In the Sea There Are Crocodiles - Fabio Geda [25]
Telisia. Sang Safid.
When I saw the policemen spreading out through the site and yelling, with their weapons in their hands, that was all I could think of.
Telisia. Sang Safid.
I thought of the two mad boys I’d seen in Afghanistan.
A policeman ordered me to leave everything and follow him. They herded us into the little central square, then, one at a time, led us out on the side blocked by the cars and, as soon as we were out, put us in a van.
They took hold of kaka Hamid, and I was afraid they would hurt him in front of us, to show what they were capable of. Instead of which they said to him, Go and get the money.
Kaka Hamid crossed the yard and went inside. We waited in silence. When he came back, he had an envelope with enough money for our return to Afghanistan. Because in Iran, when they repatriate you, it’s up to you to pay for your return journey home. The State certainly won’t pay for it. If they stop you in a group, as happened to us that day, you’re lucky, because then the police release one of the group and tell him to go and get the money to pay for everyone’s repatriation.

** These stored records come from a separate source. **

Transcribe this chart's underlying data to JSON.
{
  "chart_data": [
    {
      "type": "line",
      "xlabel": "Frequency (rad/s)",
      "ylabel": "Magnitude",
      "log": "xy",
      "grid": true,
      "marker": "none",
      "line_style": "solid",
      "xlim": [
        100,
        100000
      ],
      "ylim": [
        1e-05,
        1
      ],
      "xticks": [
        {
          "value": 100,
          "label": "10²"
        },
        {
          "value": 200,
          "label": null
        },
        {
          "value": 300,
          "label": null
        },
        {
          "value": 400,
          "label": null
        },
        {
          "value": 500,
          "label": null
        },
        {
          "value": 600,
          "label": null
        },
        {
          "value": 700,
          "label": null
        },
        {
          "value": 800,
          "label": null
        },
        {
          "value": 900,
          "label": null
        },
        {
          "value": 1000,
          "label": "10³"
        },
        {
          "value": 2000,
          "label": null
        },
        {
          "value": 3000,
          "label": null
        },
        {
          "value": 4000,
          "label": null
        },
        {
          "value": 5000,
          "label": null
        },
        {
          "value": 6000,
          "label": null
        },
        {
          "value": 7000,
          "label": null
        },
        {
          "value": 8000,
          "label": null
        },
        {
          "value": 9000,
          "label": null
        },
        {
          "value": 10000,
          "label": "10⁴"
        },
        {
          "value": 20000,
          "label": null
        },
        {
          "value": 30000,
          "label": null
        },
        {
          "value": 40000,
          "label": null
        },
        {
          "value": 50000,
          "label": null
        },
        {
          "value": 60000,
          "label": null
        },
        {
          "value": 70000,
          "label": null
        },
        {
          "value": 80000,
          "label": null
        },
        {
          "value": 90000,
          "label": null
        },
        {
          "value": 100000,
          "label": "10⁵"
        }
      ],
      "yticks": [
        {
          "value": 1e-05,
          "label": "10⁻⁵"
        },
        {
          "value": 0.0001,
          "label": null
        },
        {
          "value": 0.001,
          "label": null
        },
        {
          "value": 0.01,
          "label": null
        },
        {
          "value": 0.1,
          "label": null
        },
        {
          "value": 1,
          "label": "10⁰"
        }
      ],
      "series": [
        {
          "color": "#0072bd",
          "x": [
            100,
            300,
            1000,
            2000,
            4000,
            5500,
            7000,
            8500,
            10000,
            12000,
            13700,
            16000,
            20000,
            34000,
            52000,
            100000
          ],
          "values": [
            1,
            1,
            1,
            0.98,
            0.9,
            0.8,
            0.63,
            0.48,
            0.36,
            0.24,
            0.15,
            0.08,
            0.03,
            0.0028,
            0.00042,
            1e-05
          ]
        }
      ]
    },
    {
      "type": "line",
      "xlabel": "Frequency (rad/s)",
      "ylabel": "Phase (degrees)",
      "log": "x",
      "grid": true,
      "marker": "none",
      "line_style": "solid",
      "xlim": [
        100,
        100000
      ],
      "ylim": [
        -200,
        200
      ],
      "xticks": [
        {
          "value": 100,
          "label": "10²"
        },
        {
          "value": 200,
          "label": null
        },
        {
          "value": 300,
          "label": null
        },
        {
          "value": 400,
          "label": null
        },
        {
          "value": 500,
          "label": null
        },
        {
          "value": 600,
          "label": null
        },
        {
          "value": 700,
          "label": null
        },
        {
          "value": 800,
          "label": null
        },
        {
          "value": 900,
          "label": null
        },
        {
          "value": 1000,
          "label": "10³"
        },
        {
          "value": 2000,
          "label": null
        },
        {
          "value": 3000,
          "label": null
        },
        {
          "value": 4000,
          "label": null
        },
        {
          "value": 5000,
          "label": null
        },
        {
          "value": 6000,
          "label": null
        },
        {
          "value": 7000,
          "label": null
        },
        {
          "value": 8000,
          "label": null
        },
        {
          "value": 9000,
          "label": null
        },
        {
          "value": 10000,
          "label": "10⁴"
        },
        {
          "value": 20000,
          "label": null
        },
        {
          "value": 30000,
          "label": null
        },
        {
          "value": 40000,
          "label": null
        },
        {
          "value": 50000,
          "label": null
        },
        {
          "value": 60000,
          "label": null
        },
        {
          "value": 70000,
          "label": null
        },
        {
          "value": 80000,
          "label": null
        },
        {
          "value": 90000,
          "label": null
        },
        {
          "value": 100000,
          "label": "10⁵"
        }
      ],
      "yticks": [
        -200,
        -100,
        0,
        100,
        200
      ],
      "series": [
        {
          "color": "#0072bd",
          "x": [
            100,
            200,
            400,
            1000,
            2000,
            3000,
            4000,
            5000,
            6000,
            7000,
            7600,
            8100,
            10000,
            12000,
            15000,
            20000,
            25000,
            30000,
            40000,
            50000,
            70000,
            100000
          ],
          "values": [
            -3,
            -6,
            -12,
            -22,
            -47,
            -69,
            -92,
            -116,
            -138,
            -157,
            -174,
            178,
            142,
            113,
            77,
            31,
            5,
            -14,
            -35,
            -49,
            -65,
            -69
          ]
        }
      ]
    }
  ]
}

But if they stop you when you’re on your own and you have no way of paying for the journey to the border, then things turn nasty, because you’re forced to stay in a temporary detention center and you have to earn the money to return home by being a slave, the slave of the center and the policemen: they make you clean up all the dirt, and I’m talking about a place which is the dirtiest place in the world, or so I’ve heard, a place where just to smell the fumes you’d think it was the cesspit of the earth, a place not even a cockroach would want to live.
If you don’t pay, there’s a risk the temporary detention center will become your home.
That day, we paid. And that wasn’t all. Kaka Hamid told me later, in the van, that when he had gone to get the money he had found two of the boys making dinner—they hadn’t noticed a thing—and asked them to stay there and look after our stuff until we came back.
Unless they took us to Telisia. Or Sang Safid.
———
Fortunately, they took us somewhere else.
They shaved our heads in the camp. To make us feel naked. And so that, afterward, people would know that we had been in Iran, as illegals, and had been expelled. They laughed as they shaved off our hair. They laughed while we stood in line like sheep. To stop myself crying, I just watched the hair piling up on the floor. It’s a strange thing, hair, when it isn’t on your head.
After that, they put us in lorries, and we set off at high speed. The driver seemed to be looking for potholes in the road deliberately: it was hard to believe he could hit so many without doing it on purpose. Maybe this treatment was all part of the repatriation, I thought, and I even said so to the others, but nobody laughed.
After a while they yelled at us to get out, because we had arrived. If they’d had one of those lorries for transporting sand, with a trailer that tips up, they would have tipped us out like that and let us roll onto the ground. Instead of which, they just beat us with sticks.
Herat, Afghanistan. The nearest place to the border between Afghanistan and Iran. Everyone soon made arrangements to get back to Iran, which wasn’t difficult. Herat is full of traffickers waiting for people who’ve been repatriated. You barely have time to get beaten by the police before the traffickers pick you up and take you back.
If you don’t have money with you, you can pay later. They know that if you’ve been working in Iran for a while you have money stashed in a hole somewhere, or that if you don’t have it you can ask someone to lend it to you, without having to be enslaved for four months, the way Sufi and I were the first time.